Les trois joueurs s’installèrent sur un canapé en velours noir et lancèrent le jeu. Alan regarda la séquence du 7ème niveau. C’était quasiment celui de la rampe d’entraînement de Justin. Il réussit l’épreuve. Le 8ème niveau ne posa aucun souci à Donovan. Pendant que les frangins se congratulaient, Sombre, quant à elle, était furieuse. Jim expédia également le 9ème niveau, il ne restait plus que le 10ème niveau. L’Arbitre, dont on ne voyait toujours pas le visage, déclara :

— Pour le dernier niveau, je laisse une chance de réussite à chacun des participants.

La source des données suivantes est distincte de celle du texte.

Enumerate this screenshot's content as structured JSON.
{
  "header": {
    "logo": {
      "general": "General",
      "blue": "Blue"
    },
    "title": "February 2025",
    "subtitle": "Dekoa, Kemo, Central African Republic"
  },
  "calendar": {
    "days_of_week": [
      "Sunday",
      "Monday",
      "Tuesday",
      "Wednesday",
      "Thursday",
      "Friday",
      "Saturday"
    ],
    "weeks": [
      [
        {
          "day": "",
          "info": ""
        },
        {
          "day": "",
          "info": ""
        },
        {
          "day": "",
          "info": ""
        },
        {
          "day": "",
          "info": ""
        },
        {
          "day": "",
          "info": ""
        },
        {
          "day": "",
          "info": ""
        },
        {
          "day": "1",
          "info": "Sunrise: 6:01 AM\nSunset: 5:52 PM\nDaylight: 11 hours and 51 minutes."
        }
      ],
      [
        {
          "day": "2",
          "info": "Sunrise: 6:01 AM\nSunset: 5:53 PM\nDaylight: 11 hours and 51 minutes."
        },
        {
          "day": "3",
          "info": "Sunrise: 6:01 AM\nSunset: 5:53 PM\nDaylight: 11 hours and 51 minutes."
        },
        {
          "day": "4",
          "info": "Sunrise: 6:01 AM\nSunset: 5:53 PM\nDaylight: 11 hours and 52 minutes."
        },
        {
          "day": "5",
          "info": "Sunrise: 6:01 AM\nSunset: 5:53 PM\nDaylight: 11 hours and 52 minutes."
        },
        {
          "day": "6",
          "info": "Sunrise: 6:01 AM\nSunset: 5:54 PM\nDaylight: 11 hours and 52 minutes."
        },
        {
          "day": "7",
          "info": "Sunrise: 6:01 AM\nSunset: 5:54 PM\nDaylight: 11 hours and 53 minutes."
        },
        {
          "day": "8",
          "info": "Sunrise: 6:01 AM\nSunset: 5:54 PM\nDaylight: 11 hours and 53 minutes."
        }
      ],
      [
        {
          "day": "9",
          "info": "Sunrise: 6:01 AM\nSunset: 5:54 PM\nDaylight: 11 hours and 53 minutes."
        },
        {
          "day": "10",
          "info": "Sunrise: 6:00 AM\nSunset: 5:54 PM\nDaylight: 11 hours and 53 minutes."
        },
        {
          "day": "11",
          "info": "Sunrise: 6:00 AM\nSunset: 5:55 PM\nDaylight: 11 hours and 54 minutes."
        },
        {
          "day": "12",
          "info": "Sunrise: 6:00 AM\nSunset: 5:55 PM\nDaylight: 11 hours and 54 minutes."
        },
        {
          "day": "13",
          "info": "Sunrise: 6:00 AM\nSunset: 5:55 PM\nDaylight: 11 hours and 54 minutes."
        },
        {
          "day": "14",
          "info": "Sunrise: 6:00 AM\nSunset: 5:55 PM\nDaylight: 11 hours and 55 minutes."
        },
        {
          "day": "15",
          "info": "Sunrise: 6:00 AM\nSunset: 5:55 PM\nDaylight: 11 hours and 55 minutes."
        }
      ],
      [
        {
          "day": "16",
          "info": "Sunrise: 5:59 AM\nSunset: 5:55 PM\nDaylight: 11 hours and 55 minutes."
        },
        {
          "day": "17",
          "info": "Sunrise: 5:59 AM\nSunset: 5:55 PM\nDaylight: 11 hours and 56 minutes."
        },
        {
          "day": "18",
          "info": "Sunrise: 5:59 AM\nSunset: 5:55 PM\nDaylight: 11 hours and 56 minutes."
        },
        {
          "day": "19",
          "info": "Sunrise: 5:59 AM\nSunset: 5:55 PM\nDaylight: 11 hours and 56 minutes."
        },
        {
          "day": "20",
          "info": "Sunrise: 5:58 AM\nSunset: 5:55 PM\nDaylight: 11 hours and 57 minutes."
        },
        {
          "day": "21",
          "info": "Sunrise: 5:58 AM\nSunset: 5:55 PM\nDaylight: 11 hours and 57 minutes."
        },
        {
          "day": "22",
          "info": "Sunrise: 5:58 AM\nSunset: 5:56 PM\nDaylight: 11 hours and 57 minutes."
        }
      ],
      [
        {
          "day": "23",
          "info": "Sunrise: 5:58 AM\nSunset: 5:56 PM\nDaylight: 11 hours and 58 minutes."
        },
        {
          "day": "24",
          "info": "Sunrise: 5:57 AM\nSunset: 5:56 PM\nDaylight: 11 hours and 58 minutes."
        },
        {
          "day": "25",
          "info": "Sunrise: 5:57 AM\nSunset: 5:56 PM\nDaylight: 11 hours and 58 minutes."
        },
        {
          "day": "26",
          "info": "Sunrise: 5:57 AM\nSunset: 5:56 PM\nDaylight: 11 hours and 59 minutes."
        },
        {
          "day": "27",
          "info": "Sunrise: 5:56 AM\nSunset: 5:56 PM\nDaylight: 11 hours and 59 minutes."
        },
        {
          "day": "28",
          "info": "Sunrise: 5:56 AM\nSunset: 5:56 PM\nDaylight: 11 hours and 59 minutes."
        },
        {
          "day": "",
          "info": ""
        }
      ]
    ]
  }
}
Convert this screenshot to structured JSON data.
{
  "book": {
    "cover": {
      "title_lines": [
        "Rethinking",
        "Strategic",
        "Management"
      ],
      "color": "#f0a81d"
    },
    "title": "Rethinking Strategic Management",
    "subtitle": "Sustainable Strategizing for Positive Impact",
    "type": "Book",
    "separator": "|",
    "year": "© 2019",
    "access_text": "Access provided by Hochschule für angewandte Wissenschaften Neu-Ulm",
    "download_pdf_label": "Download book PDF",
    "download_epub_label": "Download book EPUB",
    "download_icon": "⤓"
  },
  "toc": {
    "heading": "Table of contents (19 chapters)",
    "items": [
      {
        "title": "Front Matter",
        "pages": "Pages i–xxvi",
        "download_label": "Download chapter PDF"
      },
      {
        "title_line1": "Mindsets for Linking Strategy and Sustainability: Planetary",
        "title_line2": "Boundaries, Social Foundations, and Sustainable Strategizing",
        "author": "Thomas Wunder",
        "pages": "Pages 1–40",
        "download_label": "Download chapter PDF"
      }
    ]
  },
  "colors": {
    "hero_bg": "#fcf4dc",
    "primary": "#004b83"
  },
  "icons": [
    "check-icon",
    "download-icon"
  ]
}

Le dernier niveau combinait plateformes, haches et faible luminosité. Heureusement, il n’y avait aucune limite de temps. Alan commença mais au milieu du parcours, une plateforme s’effondra et il tomba sur une hache. Nicolas avait quasiment réussi, mais sur l’une des dernières plateformes se trouvaient une araignée. Le père fit un bon qui s’avéra mortel. Il ne restait plus que Donovan. L’aîné avait mémorisé le chemin par cœur et pouvait compter sur son frère pour lui indiquer quand passaient les haches.

— Allez, Mon Grand, tu es notre dernière chance.

 La pression sur Donovan était énorme et des gouttes de sueurs perlaient sur son front. Alan se concentrait pour aider son frère au moment critique.

— Attention ! Tu passes… maintenant !

De justesse, le chaton venait d’échapper à une hache. Nicolas pour se calmer commença à dessiner. Il se concentra sur Sombre. Il en fit un portrait fidèle mais gomma l’aspect ténébreux de la jeune femme. Et au lieu de sa robe en plume de corbeaux, il lui fit une jolie robe de satin bleu. Sombre qui fulminait jeta un coup d’œil au dessin de Nicolas. Soudain, alors que Donovan était à un moment critique du niveau, Sombre déclara :

— J’annule le défi de la nuit de Samain. Je libère ces mortels contre le dessin de l’artiste.

— Je veux bien, si j’ai le temps de le terminer. Donovan, tu m’exploses ce niveau, cela fera une double victoire.

Sombre eut son portrait et les joueurs purent rentrer chez eux, où le temps n’avait que peu bougé. L’histoire ne dit pas si Donovan avait remporté la partie mais j’espère bien, enfin ne le dites pas à Sombre, elle me ferait enfermer dans un cachot.